Ce dernier n’a subi aucune pression de la part des autres détaillants pour modifier sa façon de faire, soit limiter à 6 cents sa marge de profit sur chaque litre vendu.

« Ils me laissent faire… je ne sais pas ce qui se passe avec eux-autres. Je sais juste, en regardant aller les choses, qu’eux-autres, ils veulent faire au minimum 15 cents du litre de profits », souligne-t-il.

Changements

Questionné à savoir si le mouvement qu’il a amorcé a changé quelque chose:

« Ça l’a changé certain, le monde vient ici. J’ai changé mes réservoirs de 50 000 à 70 000 litres et je continue à manquer de gaz. Les huit mois qui viennent de passer, ma clientèle a augmenté, peut-être pas doublé, mais certainement plus du tiers de plus. Je suis rendu à deux camions d’essence à chaque semaine. Si je ne serais pas là, probablement que le gaz serait plus cher que cela », avoue Régis Laforge.
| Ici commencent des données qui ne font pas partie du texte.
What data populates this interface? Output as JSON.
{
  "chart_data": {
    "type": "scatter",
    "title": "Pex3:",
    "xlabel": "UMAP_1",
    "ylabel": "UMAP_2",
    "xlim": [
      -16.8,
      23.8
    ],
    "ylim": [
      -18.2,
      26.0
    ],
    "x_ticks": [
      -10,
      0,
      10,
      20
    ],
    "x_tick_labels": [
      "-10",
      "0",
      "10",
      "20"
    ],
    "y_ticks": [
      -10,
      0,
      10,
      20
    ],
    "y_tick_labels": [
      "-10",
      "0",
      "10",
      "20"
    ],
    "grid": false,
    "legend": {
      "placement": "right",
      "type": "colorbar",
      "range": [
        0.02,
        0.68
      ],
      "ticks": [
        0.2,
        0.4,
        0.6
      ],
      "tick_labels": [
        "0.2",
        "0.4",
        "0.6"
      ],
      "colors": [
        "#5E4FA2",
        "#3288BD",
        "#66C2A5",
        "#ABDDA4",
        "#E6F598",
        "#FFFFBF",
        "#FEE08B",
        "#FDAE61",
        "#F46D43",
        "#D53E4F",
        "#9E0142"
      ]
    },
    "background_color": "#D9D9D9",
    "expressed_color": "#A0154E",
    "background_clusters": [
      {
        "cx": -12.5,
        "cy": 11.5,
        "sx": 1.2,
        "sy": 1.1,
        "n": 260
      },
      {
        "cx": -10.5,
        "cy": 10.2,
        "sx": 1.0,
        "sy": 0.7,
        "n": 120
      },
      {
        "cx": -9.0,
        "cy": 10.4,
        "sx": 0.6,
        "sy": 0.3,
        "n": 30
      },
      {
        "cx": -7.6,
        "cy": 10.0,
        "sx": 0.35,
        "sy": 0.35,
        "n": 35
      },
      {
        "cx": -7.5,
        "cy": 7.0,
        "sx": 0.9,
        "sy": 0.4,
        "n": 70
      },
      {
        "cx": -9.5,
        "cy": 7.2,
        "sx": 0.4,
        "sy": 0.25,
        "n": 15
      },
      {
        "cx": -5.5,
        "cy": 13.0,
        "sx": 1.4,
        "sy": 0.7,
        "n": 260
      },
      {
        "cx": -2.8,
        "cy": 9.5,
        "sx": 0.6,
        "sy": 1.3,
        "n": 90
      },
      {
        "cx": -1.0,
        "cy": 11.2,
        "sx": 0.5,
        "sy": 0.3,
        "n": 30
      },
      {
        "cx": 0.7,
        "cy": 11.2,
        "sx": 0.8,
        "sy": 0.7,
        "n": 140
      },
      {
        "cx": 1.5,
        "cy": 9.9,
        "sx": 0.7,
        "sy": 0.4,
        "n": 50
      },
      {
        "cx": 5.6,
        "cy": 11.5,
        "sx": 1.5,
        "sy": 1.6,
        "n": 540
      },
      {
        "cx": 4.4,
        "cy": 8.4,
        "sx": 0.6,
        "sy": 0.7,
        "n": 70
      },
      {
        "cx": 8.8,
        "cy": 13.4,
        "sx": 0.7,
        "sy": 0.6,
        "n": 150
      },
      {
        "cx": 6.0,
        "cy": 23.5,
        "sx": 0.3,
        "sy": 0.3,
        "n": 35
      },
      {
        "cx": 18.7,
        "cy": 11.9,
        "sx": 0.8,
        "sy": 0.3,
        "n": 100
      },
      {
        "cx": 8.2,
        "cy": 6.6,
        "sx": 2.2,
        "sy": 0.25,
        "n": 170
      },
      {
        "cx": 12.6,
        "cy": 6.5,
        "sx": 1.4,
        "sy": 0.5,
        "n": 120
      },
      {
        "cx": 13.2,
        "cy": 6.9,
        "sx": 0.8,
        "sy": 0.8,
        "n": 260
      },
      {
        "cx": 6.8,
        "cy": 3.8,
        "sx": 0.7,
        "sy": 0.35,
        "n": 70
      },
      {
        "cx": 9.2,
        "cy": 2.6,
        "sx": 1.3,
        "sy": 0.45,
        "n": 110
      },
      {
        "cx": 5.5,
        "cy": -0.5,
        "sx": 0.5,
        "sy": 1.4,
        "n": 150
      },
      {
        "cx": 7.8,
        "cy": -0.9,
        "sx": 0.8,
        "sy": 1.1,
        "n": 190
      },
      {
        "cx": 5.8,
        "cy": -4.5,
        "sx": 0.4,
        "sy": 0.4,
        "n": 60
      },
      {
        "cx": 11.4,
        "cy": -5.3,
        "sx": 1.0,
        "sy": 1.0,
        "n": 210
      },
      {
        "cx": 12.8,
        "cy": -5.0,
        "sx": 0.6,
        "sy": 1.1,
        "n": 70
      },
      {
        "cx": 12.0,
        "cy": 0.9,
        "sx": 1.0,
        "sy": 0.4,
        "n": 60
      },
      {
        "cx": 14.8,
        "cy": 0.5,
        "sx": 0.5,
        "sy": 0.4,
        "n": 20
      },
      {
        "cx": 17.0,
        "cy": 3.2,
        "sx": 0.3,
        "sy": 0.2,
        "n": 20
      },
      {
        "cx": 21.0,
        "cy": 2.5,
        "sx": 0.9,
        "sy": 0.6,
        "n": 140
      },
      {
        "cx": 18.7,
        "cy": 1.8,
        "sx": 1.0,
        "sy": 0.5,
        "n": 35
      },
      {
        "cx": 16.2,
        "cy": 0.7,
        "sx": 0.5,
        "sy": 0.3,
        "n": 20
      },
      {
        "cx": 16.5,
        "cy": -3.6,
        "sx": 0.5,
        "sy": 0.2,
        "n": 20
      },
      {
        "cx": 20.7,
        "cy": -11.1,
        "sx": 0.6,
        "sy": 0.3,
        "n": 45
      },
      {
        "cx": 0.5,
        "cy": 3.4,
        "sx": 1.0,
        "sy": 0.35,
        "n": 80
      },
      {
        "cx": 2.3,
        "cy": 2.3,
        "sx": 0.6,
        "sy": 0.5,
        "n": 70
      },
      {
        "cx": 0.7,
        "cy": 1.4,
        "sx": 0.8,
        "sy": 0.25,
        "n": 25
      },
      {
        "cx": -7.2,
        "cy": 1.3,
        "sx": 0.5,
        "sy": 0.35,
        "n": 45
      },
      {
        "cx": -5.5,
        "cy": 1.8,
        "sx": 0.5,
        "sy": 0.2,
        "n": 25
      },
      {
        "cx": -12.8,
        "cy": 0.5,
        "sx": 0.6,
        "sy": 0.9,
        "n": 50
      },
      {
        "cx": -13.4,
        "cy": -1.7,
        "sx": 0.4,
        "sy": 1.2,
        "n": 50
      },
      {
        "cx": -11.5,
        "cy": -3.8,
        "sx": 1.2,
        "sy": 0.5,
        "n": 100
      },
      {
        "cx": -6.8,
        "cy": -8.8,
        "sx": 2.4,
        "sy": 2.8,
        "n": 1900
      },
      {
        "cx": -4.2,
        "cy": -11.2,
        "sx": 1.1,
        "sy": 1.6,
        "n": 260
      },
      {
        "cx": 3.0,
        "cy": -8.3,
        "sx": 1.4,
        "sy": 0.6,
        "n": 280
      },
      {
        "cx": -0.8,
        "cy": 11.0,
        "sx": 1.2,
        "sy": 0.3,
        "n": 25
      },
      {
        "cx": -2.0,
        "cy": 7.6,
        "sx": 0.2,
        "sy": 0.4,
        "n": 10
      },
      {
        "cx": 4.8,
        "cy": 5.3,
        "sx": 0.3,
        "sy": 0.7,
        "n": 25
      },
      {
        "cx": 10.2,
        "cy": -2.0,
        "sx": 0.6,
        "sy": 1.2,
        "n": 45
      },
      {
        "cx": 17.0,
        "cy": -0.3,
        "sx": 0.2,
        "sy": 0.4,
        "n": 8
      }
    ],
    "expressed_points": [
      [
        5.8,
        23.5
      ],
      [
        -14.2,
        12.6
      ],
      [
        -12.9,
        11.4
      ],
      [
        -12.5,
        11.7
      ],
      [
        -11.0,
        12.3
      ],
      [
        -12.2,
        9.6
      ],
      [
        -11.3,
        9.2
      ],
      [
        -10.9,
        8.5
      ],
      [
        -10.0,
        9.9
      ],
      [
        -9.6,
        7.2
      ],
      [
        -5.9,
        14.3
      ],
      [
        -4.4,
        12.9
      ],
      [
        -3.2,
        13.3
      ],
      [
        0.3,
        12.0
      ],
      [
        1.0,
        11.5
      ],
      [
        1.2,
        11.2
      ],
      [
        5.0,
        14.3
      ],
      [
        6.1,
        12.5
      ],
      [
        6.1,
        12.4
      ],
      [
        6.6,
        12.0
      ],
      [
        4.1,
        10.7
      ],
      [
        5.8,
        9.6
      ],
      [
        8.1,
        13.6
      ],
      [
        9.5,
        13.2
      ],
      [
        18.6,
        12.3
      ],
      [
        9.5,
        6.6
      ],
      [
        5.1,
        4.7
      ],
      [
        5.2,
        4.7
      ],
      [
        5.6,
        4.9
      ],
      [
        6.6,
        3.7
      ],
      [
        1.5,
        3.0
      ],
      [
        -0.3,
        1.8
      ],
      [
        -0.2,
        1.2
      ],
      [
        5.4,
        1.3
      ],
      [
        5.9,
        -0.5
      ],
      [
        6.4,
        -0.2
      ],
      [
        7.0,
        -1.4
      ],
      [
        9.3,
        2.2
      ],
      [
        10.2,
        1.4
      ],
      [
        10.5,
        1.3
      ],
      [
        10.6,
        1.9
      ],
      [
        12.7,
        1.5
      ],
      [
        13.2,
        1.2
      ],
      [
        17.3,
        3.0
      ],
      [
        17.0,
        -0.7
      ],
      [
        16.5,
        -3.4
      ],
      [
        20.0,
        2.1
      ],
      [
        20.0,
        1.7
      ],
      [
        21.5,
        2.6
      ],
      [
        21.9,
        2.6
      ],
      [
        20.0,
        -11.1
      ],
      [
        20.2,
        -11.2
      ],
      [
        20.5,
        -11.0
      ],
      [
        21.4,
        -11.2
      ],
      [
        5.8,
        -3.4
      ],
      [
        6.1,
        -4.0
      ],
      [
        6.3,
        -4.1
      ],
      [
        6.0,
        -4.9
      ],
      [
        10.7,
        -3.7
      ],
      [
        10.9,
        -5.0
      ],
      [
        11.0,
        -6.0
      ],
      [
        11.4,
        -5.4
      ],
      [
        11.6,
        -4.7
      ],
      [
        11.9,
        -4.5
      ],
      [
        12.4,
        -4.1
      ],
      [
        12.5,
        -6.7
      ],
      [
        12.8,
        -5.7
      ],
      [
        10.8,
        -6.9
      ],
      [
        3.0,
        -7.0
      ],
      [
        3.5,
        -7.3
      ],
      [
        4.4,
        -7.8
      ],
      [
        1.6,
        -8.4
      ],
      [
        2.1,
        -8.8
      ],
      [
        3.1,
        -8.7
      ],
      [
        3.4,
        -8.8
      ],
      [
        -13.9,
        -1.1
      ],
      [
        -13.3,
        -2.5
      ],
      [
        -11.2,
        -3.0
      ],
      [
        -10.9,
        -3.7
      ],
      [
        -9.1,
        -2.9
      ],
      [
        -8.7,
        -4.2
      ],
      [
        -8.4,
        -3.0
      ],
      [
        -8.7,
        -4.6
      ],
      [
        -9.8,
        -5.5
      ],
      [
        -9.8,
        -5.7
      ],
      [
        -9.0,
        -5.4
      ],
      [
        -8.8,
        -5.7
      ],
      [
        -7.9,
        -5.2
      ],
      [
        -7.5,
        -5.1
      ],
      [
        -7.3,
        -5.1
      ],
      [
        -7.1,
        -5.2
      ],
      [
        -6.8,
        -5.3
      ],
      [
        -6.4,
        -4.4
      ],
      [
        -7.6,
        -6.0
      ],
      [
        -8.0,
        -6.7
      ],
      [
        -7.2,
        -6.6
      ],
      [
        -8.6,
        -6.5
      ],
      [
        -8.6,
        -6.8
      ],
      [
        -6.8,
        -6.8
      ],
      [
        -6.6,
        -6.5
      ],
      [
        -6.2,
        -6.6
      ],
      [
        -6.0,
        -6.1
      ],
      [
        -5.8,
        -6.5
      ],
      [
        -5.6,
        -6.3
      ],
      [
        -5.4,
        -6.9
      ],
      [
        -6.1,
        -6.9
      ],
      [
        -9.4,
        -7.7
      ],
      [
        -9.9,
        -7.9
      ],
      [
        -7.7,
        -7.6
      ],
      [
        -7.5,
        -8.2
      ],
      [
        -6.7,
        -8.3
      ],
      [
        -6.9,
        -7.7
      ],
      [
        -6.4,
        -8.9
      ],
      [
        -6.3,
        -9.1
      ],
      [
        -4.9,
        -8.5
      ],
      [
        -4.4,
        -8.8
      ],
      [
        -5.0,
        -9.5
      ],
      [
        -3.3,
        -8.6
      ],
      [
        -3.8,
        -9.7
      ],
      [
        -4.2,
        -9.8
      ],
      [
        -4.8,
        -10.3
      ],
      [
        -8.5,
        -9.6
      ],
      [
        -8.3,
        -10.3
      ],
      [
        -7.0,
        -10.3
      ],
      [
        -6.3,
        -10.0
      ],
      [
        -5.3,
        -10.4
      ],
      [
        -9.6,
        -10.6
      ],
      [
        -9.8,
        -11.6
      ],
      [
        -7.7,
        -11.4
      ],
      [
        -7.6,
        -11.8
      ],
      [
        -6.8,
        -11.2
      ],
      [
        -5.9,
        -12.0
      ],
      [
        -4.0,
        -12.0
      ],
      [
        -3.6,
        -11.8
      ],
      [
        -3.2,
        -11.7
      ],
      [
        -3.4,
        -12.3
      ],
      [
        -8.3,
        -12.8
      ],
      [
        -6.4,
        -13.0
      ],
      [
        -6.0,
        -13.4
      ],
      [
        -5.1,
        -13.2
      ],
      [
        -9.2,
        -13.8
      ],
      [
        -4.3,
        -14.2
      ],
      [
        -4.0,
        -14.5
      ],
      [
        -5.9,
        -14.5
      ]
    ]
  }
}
Chose certaine, le mouvement amorcé est très populaire. La page Facebook de son commerce compte plus de 3000 abonnés qui suivent assidûment la fluctuation des prix de l’essence.

« Il y a des gens qui viennent de partout faire le plein ici et ils me le disent avec fierté. Il y a même un gars de Montréal qui tenait à se faire prendre en photo avec moi pour montrer cela à ses amis », raconte le propriétaire.

À travers tout cela, Régis Laforge est loin de se prendre pour une vedette.

« Je ne me prends ni pour une vedette ni pour personne, je fais juste mon affaire tout en en faisant profiter la clientèle », avoue en terminant Régis Laforge.